Case study

Trident Seafoods

One of the nation’s largest seafood businesses gains efficiency of inventory and manufacturing transactions with RFgen for JD Edwards.

Results

  • Tripled transaction volume
  • Expanded business without a ton of added expenses
  • Ability to manage offline transactions.

Challenge

With a large part of the company’s operations in Alaska, Trident Seafoods faces many unique business challenges – location, weather, and connectivity issues, to name a few.

“We needed to have 24/7 service from many different locations in order to record transactions into our ERP system. And most systems on the market at that time simply couldn’t provide us with that level of serviceability,” Trident business analyst Mike Wheeler recalls.

Trident aimed to implement mobile barcode scanning and data collection to enhance the efficiency of inventory and manufacturing transactions. They required a system that could operate around the clock with offline capabilities, capturing transactional information through scanners in a mobile environment.

Results

  • Tripled transaction volume
  • Expanded business without a ton of added expenses
  • Ability to manage offline transactions.
We needed to have 24/7 service from many different locations in order to record transactions into our ERP system. Most systems...couldn’t provide that.

Mike Wheeler, Business Analyst

Trident Seafoods

Solution

Trident Seafoods deployed the RFgen Mobile Foundations for JD Edwards solution to scan and capture critical information and create transactions, such as inventory transfers, work orders, order picks, and pallet labels. Their new RFgen mobile system is flexible, scalable, and adaptable to almost any mobile transaction, plus it is tightly integrated to Trident Seafoods’ ERP system, Oracle’s JD Edwards.

The first order of business for Trident was to collect the initial transactions at the remote plants, where fish are prepared for transport on ships. The team at RFgen designed a process to output this information from various production solutions to .csv spreadsheet files and then import those files into RFgen to make the transactions available to JD Edwards.
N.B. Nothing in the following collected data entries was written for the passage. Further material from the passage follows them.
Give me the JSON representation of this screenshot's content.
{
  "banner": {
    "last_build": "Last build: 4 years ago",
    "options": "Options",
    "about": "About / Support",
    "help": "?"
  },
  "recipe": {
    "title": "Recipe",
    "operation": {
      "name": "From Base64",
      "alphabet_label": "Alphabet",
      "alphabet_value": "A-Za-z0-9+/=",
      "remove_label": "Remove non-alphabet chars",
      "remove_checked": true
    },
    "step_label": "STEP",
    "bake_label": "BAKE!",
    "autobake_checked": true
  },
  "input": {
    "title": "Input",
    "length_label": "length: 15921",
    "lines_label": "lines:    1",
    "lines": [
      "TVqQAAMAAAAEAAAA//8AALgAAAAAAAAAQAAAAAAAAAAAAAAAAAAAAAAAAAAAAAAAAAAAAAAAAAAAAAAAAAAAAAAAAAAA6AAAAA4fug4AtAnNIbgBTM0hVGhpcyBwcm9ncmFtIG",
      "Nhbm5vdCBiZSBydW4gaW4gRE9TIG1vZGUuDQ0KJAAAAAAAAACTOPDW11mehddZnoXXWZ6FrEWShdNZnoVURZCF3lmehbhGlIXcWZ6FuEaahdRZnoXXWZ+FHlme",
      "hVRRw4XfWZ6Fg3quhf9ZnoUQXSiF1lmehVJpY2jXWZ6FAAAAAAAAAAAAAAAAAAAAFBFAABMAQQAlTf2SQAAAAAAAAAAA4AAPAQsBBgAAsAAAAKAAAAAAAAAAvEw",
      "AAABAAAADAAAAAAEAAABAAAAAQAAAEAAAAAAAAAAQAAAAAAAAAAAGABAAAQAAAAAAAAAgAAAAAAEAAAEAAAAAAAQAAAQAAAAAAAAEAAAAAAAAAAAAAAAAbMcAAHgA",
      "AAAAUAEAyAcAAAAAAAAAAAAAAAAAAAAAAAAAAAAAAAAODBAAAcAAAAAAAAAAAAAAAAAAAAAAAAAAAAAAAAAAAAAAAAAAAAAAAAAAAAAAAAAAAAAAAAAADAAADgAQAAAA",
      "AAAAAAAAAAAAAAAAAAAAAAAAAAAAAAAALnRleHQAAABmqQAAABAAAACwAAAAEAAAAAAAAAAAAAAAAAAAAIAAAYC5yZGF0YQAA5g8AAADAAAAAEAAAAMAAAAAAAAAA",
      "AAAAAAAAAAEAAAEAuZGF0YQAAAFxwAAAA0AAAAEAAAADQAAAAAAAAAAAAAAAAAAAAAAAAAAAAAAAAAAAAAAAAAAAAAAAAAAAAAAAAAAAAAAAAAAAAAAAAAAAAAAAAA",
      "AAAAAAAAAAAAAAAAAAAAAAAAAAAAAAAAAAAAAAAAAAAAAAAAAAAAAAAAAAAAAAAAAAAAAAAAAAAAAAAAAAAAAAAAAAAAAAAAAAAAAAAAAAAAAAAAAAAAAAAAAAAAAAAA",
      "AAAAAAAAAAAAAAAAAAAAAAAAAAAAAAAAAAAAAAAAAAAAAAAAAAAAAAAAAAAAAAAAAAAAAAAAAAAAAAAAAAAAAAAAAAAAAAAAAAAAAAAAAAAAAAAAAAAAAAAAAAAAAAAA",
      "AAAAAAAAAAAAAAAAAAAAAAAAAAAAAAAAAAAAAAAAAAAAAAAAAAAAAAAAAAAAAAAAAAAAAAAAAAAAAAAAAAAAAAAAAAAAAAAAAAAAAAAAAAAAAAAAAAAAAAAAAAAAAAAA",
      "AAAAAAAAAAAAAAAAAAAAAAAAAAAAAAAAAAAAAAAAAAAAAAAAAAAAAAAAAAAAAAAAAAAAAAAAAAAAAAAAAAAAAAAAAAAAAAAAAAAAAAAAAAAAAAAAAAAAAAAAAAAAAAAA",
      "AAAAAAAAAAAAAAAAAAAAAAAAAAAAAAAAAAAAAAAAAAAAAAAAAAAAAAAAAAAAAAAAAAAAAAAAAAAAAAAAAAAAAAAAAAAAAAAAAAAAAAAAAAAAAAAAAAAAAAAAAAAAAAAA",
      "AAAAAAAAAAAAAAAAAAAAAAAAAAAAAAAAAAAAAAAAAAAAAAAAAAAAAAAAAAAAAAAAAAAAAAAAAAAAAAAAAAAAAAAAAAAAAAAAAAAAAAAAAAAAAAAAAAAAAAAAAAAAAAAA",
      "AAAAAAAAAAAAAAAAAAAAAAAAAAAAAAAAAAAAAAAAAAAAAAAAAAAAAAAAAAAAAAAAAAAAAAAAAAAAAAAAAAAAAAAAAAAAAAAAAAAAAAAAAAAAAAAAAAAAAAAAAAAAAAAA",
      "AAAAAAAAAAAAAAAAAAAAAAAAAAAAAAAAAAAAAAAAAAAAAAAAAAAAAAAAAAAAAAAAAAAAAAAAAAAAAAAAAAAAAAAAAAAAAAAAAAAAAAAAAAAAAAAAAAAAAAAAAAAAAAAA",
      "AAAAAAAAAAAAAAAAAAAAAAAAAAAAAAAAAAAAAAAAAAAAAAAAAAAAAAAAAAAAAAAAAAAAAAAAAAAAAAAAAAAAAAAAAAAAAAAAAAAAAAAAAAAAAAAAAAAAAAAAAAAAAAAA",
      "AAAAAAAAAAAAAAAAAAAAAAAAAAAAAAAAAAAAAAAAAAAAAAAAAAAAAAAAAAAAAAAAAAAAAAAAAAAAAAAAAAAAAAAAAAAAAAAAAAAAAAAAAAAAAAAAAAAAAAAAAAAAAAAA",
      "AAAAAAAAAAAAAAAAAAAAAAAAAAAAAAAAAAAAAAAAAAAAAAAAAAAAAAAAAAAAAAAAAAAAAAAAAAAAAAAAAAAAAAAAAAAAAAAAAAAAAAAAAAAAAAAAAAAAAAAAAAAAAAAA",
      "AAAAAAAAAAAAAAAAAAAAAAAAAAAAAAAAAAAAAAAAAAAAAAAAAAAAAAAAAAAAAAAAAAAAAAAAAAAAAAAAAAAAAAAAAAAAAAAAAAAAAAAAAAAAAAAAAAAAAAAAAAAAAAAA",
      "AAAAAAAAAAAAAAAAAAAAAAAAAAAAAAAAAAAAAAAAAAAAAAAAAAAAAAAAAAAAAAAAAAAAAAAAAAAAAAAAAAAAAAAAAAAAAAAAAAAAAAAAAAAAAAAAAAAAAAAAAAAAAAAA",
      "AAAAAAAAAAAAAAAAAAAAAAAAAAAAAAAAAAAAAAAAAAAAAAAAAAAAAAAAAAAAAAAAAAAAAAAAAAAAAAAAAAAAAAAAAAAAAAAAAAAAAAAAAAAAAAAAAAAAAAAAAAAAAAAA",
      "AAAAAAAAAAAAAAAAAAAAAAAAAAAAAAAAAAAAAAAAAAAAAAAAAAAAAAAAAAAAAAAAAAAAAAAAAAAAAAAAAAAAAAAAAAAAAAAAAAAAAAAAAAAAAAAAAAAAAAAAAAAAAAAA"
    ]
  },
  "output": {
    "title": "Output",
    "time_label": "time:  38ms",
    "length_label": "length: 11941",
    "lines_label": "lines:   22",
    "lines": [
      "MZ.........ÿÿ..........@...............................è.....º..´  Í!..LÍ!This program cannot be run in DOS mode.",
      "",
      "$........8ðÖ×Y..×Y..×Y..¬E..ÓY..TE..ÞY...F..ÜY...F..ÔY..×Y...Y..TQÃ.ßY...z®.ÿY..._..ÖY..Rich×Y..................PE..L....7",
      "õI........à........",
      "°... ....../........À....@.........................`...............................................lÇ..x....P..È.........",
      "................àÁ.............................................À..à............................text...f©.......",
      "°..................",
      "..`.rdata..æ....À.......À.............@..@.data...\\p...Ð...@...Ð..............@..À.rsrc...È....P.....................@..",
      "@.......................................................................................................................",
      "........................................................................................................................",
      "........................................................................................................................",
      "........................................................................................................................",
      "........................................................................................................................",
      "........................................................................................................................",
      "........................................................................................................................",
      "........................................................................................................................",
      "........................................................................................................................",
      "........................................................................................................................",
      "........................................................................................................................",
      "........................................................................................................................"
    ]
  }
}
“RFgen gives us 24-hour system availability. We can take a file from any of our Alaska plants at any point in time, 24/7. That was a key system criterion for us,” Wheeler said.

RFgen gives us 24-hour system availability. We can take a file from any of our Alaska plants at any point in time, 24/7. That was a key system criterion for us.

Mike Wheeler, Business Analyst

Trident Seafoods

Results

RFgen adds speed and efficiency to Trident Seafoods’ operations, which processes approximately 1.2 million transactions each year. Benefits include:

  • Tripled transaction volume.
  • Expanded business without a ton of added expenses.
  • Ability to manage offline transactions.
  • Ability to easily transfer and receive material between plants in Alaska, Minnesota, Oregon and Washington.
  • Ease of use and simplified scanning screens for more than 150 team members that require scanners, including many seasonal employees.
From the time we installed RFgen nine years ago until today, we’ve tripled the volume of transactions, but the support required has not really changed.

Rick Resto, CIO

Trident Seafoods

The right solution for unique challenges

Trident Seafoods continues to evaluate the ways they can leverage the power of RFgen’s offerings as they grow and their needs evolve. RFgen is the right solution for the unique challenges of the seafood business.

“From a strategic standpoint, high availability is critical, as well as the .csv processing for remote plants,” said Rick Resto, Trident’s CIO. “And license plating helps the company better serve important customers.”

Trident Seafoods is a vertically integrated harvester, processor and marketer of seafood, meaning the company controls quality and production processes “From the Source to the Plate®.” That’s no easy feat when your supply chain starts out swimming around in remote regions of the Bering Sea and ends on dinner tables around the world. Not surprisingly, a lot of technology is needed to support the manufacturing and distribution steps in between.